Women Behaving Badly? Illicit Sex in the Armies of the First Crusade (1096-1099)

Faculty Tower, Room #409


Dr. Alan V. Murray

University of Leeds

The crusade launched by Pope Urban II in 1095 had the aim of providing an opportunity for personal penitence as well as liberating the Holy Land from Turkish rule. It thus seems strange that so many of the Latin sources that describe the expedition devote considerable discussion to accounts of illicit sex: lust, debauchery, fornication, adultery, and even prostitution. This lecture will examine the many examples in which women were criticised explicitly or implicitly for illicit sexual behaviour, and seek to explain why obsessions with sexual morality grew in the course of the crusade.
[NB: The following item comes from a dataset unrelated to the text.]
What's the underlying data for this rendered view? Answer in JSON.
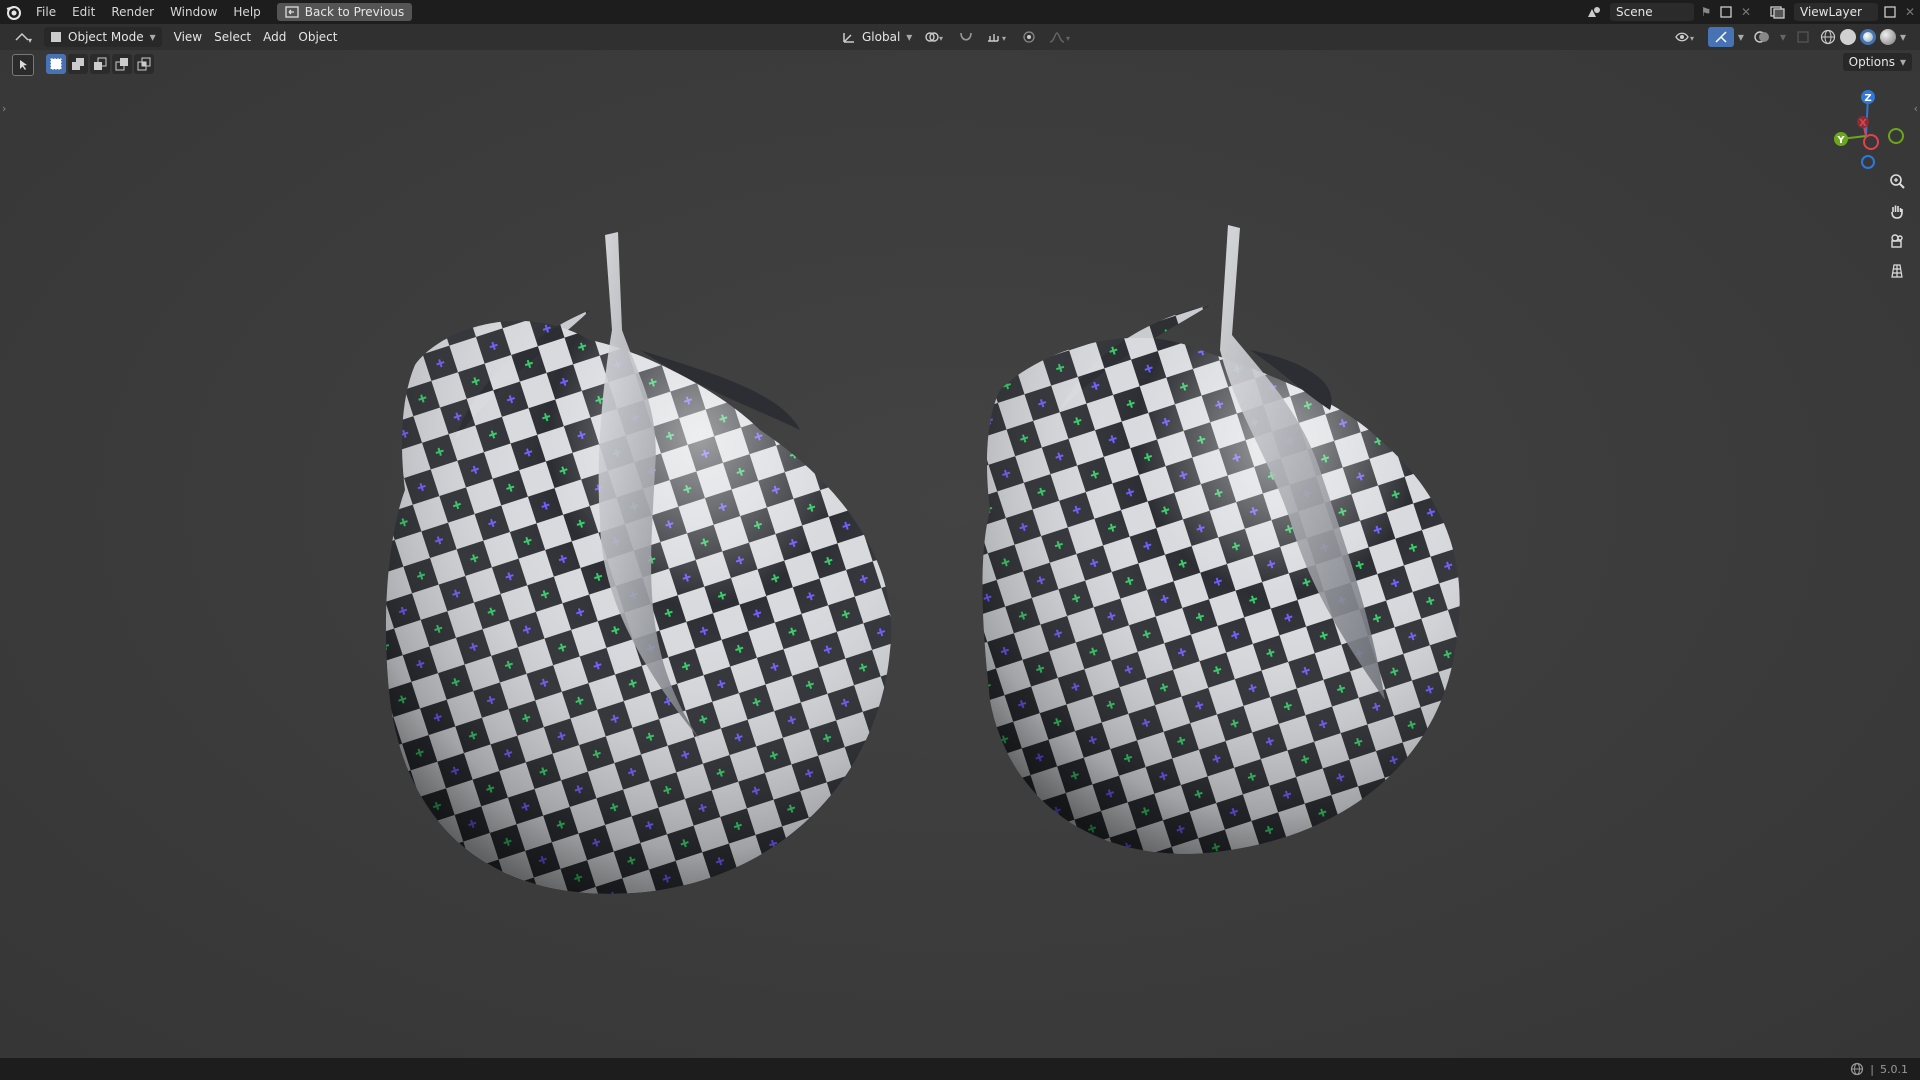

Alan V. Murray studied Medieval History, German, and Folk Studies at the universities of St Andrews, Salzburg and Freiburg. He is currently Lecturer in Medieval Studies at the University of Leeds and Editor of the International Medieval Bibliography. He has written numerous studies on the crusades and the Latin states of Outremer, medieval chronicles, and Middle High German literature. His publications include the monograph The Crusader Kingdom of Jerusalem: A Dynastic History, 1099-1125 (2000), the collection Crusade and Conversion on the Baltic Frontier (2001) and the 4-volume reference work The Crusades: An Encyclopedia (2006). His most recent work has been on the logistics and practical dimensions of how major military expeditions functioned in the central Middle Ages.